Dwudziestosiedmioletni pomocnik jest podstawowym graczem swojego zespołu w tym sezonie. Głównie dzięki niemu klub z Stadium of Light zajmuje wysokie, ósme miejsce. Jednak w ostatnich wywiadach zawodnik przyznał, że tęskni za swoją rodziną, która mieszka we Francji i chętnie powróciłby do tego kraju.
Martin O’Neil, menadżer „Czarnych Kotów”, nie chce poddać się w walce o zatrzymanie zawodnika w swoim zespole jednak wie, że słowa, które padły z ust Benińczyka spowodują wielkie zainteresowanie jego zawodnikiem.
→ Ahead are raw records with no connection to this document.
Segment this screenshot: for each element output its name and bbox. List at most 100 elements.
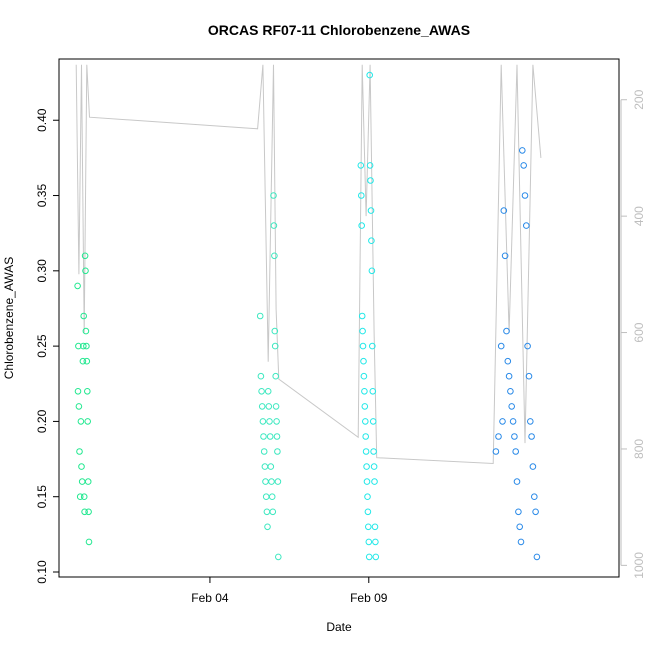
data-point — [273, 418, 280, 425]
data-point — [367, 177, 374, 184]
data-point — [507, 388, 514, 395]
data-point — [366, 162, 374, 169]
data-point — [75, 403, 83, 410]
data-point — [274, 478, 282, 485]
series-rf11 — [492, 147, 541, 561]
data-point — [361, 388, 368, 395]
data-point — [520, 162, 528, 169]
data-point — [270, 192, 277, 199]
data-point — [360, 357, 367, 365]
data-point — [74, 388, 82, 395]
data-point — [362, 433, 370, 440]
data-point — [257, 372, 265, 380]
chart-title: ORCAS RF07-11 Chlorobenzene_AWAS — [208, 22, 470, 38]
data-point — [527, 418, 534, 425]
data-point — [531, 493, 538, 501]
data-point — [266, 418, 273, 425]
data-point — [258, 388, 265, 395]
data-point — [523, 222, 530, 229]
data-point — [85, 508, 92, 516]
data-point — [533, 553, 541, 561]
y-axis-label: Chlorobenzene_AWAS — [2, 257, 16, 380]
series-rf07 — [74, 252, 93, 546]
data-point — [365, 538, 373, 546]
data-point — [357, 162, 365, 169]
series-rf08 — [256, 192, 282, 561]
data-point — [273, 433, 281, 440]
pressure-trace-layer — [75, 64, 542, 465]
data-point — [271, 252, 278, 260]
data-point — [263, 508, 271, 516]
data-point — [264, 388, 272, 395]
data-point — [261, 463, 269, 470]
data-point — [367, 207, 375, 214]
data-point — [82, 327, 90, 335]
secondary-y-axis: 200 400 600 800 1000 — [620, 89, 646, 579]
data-point — [508, 403, 516, 410]
pressure-line — [75, 64, 542, 465]
data-point — [260, 433, 267, 440]
data-point — [78, 463, 85, 470]
data-point — [362, 418, 369, 425]
data-point — [504, 357, 512, 365]
data-point — [85, 538, 93, 546]
y2-tick-label: 400 — [632, 206, 646, 226]
data-point — [268, 478, 275, 485]
data-point — [80, 342, 87, 350]
data-point — [358, 222, 366, 229]
data-point — [363, 463, 370, 470]
data-point — [74, 282, 81, 290]
data-point — [532, 508, 539, 516]
y-tick-label: 0.40 — [35, 108, 49, 132]
data-point — [361, 403, 369, 410]
data-point — [368, 267, 376, 275]
y-tick-label: 0.10 — [35, 560, 49, 584]
data-point — [81, 252, 89, 260]
data-point — [269, 508, 277, 516]
data-point — [503, 327, 510, 335]
data-point — [274, 448, 281, 455]
data-point — [495, 433, 502, 440]
data-point — [262, 478, 269, 485]
data-point — [372, 538, 379, 546]
data-point — [519, 147, 526, 154]
data-point — [499, 418, 506, 425]
data-point — [511, 433, 518, 440]
data-point — [371, 523, 379, 531]
data-point — [369, 342, 376, 350]
data-point — [262, 493, 270, 501]
data-point — [81, 508, 88, 516]
data-point — [509, 418, 517, 425]
data-point — [76, 493, 84, 501]
data-points-layer — [74, 71, 541, 561]
data-point — [369, 388, 377, 395]
data-point — [259, 418, 267, 425]
series-rf09 — [357, 71, 380, 561]
data-point — [77, 418, 85, 425]
data-point — [368, 237, 375, 244]
data-point — [521, 192, 529, 199]
data-point — [525, 372, 533, 380]
data-point — [267, 463, 275, 470]
data-point — [271, 342, 279, 350]
x-tick-label: Feb 04 — [191, 591, 229, 605]
data-point — [512, 448, 520, 455]
data-point — [360, 372, 368, 380]
data-point — [272, 403, 280, 410]
data-point — [529, 463, 537, 470]
y-tick-label: 0.25 — [35, 334, 49, 358]
data-point — [364, 508, 372, 516]
data-point — [275, 553, 282, 561]
data-point — [366, 71, 374, 79]
data-point — [271, 327, 279, 335]
data-point — [500, 207, 508, 214]
data-point — [270, 222, 278, 229]
data-point — [372, 553, 380, 561]
data-point — [515, 508, 522, 516]
data-point — [76, 448, 83, 455]
data-point — [363, 478, 371, 485]
data-point — [80, 493, 88, 501]
data-point — [84, 418, 91, 425]
data-point — [505, 372, 513, 380]
y-tick-label: 0.35 — [35, 184, 49, 208]
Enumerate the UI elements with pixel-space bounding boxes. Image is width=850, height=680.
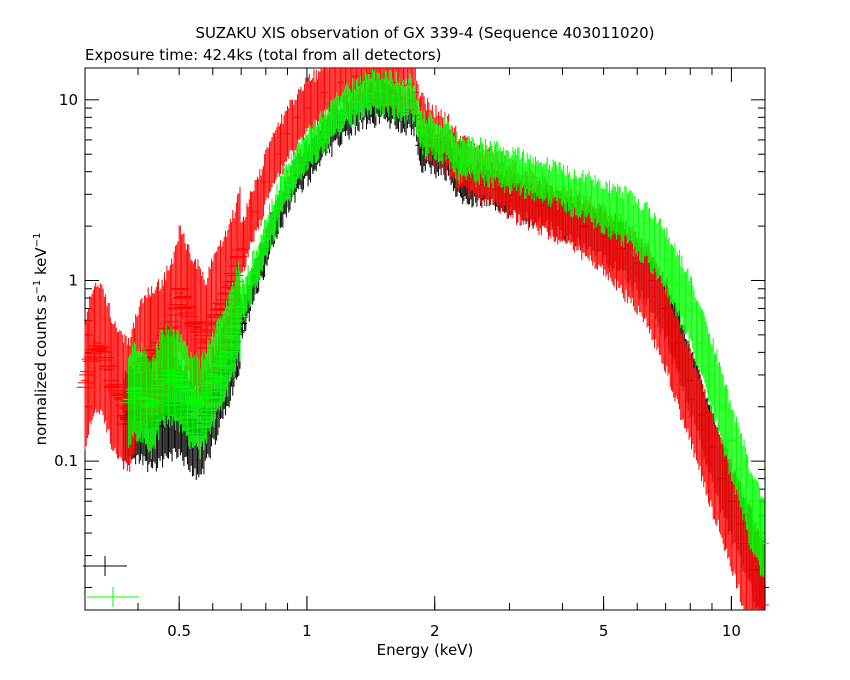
- y-axis-label: normalized counts s−1 keV−1: [32, 233, 50, 446]
- data-series: [76, 68, 769, 610]
- legend-markers: [83, 556, 139, 607]
- y-axis-label-sup1: −1: [32, 280, 43, 295]
- y-tick-label: 1: [68, 271, 78, 289]
- x-tick-label: 1: [302, 622, 312, 640]
- x-tick-label: 2: [430, 622, 440, 640]
- x-tick-label: 10: [722, 622, 741, 640]
- y-axis-label-mid: keV: [32, 247, 50, 280]
- x-tick-label: 0.5: [167, 622, 191, 640]
- axis-ticks: [84, 68, 765, 610]
- axis-tick-labels: 0.5 1 2 5 10 0.1 1 10: [54, 91, 741, 640]
- y-axis-label-main: normalized counts s: [32, 294, 50, 445]
- y-tick-label: 10: [59, 91, 78, 109]
- x-tick-label: 5: [599, 622, 609, 640]
- chart-title: SUZAKU XIS observation of GX 339-4 (Sequ…: [195, 24, 654, 42]
- y-tick-label: 0.1: [54, 452, 78, 470]
- x-axis-label: Energy (keV): [377, 641, 474, 659]
- y-axis-label-sup2: −1: [32, 233, 43, 248]
- series-green: [121, 68, 769, 578]
- chart-subtitle: Exposure time: 42.4ks (total from all de…: [85, 46, 441, 64]
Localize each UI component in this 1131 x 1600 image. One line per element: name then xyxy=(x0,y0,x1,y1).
- Nie chcemy stracić tak ważnego zawodnika z powodu jego tęsknoty za domem. Jego obawy o rodzinę są teraz naszym problemem, którym powinniśmy się zająć. Mamy kogoś w klubie kto cały czas jest w kontakcie ze Stephanem i zrobimy wszystko co w naszej mocy. Wiemy, że jest obserwowany przez największe kluby we Francji – dodaje specjalnie dla Sky Sports Martin O’Neil.
Menadżer „Czarnych Kotów” pozwolił zawodnikowi, aby ten na klika dni powrócił do Francji z powodu nadmiaru żółtych kartek i braku możliwości wystąpienia w meczu FA Cup z Evertonem. Benińczyk dołączył do Sunderlandu w styczniu 2011 roku z PSG.